The managing executive of the Cincinnati Reds was not sufficiently caught up in the pennant race Saturday night to blow his budget. He heard all the arguments on behalf of the Baltimore right-hander and required no reminders about the desperate state of his pitching staff, but he was still able to say no.
Even in baseball, somebody has to be the grown-up. Somebody has to match the outlay to the income and decide which expenditures constitute extravagance. Pending a permanent Reds ownership structure, that responsibility falls to Allen.
That responsibility was something of a burden Saturday night. General Manager Jim Bowden and his abundant advisers went into the final hours before baseball's trading deadline in a frantic search for pitching after Allen vetoed the original Guzman deal.

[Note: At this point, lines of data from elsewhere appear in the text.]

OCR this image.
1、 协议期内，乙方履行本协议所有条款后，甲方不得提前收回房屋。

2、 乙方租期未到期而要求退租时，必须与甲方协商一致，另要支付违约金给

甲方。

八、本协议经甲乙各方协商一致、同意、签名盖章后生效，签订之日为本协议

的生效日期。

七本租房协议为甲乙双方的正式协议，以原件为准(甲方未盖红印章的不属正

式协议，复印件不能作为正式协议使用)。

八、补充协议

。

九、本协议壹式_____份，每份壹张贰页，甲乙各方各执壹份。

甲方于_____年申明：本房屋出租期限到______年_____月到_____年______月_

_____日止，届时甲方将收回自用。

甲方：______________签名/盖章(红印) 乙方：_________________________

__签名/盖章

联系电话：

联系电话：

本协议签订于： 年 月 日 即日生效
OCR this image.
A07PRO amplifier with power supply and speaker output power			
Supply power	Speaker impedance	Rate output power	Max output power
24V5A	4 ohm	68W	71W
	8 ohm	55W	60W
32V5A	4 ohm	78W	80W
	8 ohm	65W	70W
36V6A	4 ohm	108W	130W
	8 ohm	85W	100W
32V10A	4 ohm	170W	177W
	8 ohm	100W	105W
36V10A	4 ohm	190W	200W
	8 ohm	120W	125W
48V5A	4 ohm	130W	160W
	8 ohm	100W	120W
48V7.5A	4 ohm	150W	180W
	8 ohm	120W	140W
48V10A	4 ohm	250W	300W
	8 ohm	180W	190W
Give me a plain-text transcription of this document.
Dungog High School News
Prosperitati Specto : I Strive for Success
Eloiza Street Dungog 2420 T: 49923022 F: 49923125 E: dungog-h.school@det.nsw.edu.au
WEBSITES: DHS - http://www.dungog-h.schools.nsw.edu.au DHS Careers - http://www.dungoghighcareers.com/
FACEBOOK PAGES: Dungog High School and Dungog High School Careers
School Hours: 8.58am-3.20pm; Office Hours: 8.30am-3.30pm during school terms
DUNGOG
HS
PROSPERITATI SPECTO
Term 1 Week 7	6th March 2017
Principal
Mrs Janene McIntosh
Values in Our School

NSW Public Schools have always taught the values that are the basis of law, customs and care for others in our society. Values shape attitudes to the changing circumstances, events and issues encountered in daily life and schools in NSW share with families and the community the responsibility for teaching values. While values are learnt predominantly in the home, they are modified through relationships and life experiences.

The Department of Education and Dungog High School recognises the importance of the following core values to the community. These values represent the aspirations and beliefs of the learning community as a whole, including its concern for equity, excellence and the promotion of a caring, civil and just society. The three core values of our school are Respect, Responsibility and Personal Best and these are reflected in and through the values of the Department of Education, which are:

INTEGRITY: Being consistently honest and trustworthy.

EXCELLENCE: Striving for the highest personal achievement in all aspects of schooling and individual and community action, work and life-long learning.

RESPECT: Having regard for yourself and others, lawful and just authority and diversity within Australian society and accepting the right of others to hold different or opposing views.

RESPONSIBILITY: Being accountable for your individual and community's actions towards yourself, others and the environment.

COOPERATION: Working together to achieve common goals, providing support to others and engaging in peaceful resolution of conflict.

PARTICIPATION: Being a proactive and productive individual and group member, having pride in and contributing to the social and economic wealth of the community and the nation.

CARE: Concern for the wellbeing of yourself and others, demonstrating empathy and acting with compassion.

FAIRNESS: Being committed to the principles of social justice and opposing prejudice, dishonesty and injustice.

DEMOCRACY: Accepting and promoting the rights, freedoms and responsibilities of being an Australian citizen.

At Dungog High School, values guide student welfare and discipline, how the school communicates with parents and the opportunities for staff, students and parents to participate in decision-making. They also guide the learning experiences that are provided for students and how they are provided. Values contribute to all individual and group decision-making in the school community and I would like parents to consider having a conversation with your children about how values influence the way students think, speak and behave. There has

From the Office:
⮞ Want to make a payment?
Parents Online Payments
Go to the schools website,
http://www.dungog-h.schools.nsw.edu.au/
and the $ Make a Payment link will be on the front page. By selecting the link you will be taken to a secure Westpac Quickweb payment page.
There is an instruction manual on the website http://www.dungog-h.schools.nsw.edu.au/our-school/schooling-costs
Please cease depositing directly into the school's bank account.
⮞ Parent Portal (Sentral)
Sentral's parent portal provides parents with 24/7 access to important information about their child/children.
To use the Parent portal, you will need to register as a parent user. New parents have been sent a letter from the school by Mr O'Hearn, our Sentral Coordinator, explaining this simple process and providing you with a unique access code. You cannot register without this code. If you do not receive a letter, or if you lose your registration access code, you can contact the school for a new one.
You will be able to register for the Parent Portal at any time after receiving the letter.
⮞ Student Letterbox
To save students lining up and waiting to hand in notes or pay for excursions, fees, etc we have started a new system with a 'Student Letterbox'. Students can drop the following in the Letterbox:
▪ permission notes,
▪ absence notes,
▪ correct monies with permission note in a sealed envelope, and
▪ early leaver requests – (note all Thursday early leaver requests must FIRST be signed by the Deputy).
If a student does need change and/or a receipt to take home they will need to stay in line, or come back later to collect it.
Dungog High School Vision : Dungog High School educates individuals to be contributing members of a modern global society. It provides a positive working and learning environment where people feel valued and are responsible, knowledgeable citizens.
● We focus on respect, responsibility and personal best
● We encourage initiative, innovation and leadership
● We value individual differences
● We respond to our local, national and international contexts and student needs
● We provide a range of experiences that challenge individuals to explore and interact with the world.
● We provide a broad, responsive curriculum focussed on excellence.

Because the ability to land an additional arm may determine whether the Reds can contend for a playoff position, Allen was setting himself up for a lot of explaining. But in the end, his obstinance may have led the Reds to a better deal.
A hard, but good, decision
In getting Guzman from the Orioles for minor-league pitchers B.J. Ryan and Jacobo Sequea, the Reds also acquired an undisclosed amount of cash. Presumably, the Orioles agreed to include this to defray some of the remaining cost of Guzman's $5.25 million salary. Certainly, it made the move more attractive to the Reds.
Juan Guzman is no Pedro Martinez. He is no Curt Schilling. He is not going to cause a run on ticker tape or champagne. Yet the Reds were looking at roughly $1.8 million worth of payments for a pitcher they probably will be renting for two months. This was a bigger bite than Allen was prepared to swallow.
He had a point, too. Getting Guzman gives the Reds no assurance of a playoff berth, and it might leave them with nothing to show for the experience except lost prospects and a reduced profit margin. Getting him also represents a departure from the organization's professed game plan, which is aimed at a new stadium and 2003.
Not getting him, or some comparable pitcher, may have been worse, however. It would have told Reds fans that management believes the current season to be a mirage; that a team only two games back in the wild-card race is unworthy of reinforcements; that the almighty dollar still determines most major decisions at Cinergy Field despite Carl Lindner's billions.
Everyone wanted an arm
Reds manager Jack McKeon has been campaigning for more pitching since spring training. Saturday, with his starting rotation incurring injuries at an alarming rate, his lobbying grew louder.
We want to win, McKeon said, sweating out the deadline in his office at Cinergy Field. What we've done (to this point), you've got to keep going. Our only concern is you don't have five solid guys you can run out there.
Guzman can't fix Steve Avery's shoulder or Steve Parris' triceps or soothe all Pete Harnisch's assorted aches, but he is a sturdy starter who can chew up innings and supply needed rest to a weary bullpen. He pitched 211 innings between Toronto and Baltimore last season and has survived at least five innings in each of his last 10 starts.
Given the alternatives, he's about as much pitching as any team is likely to add at this stage of the season.
Upper management wanted more pitching, Bowden said. John Allen wanted more pitching. Jack McKeon wanted more pitching. The people in this organization are dedicated to trying to win.
Getting Guzman says they're serious.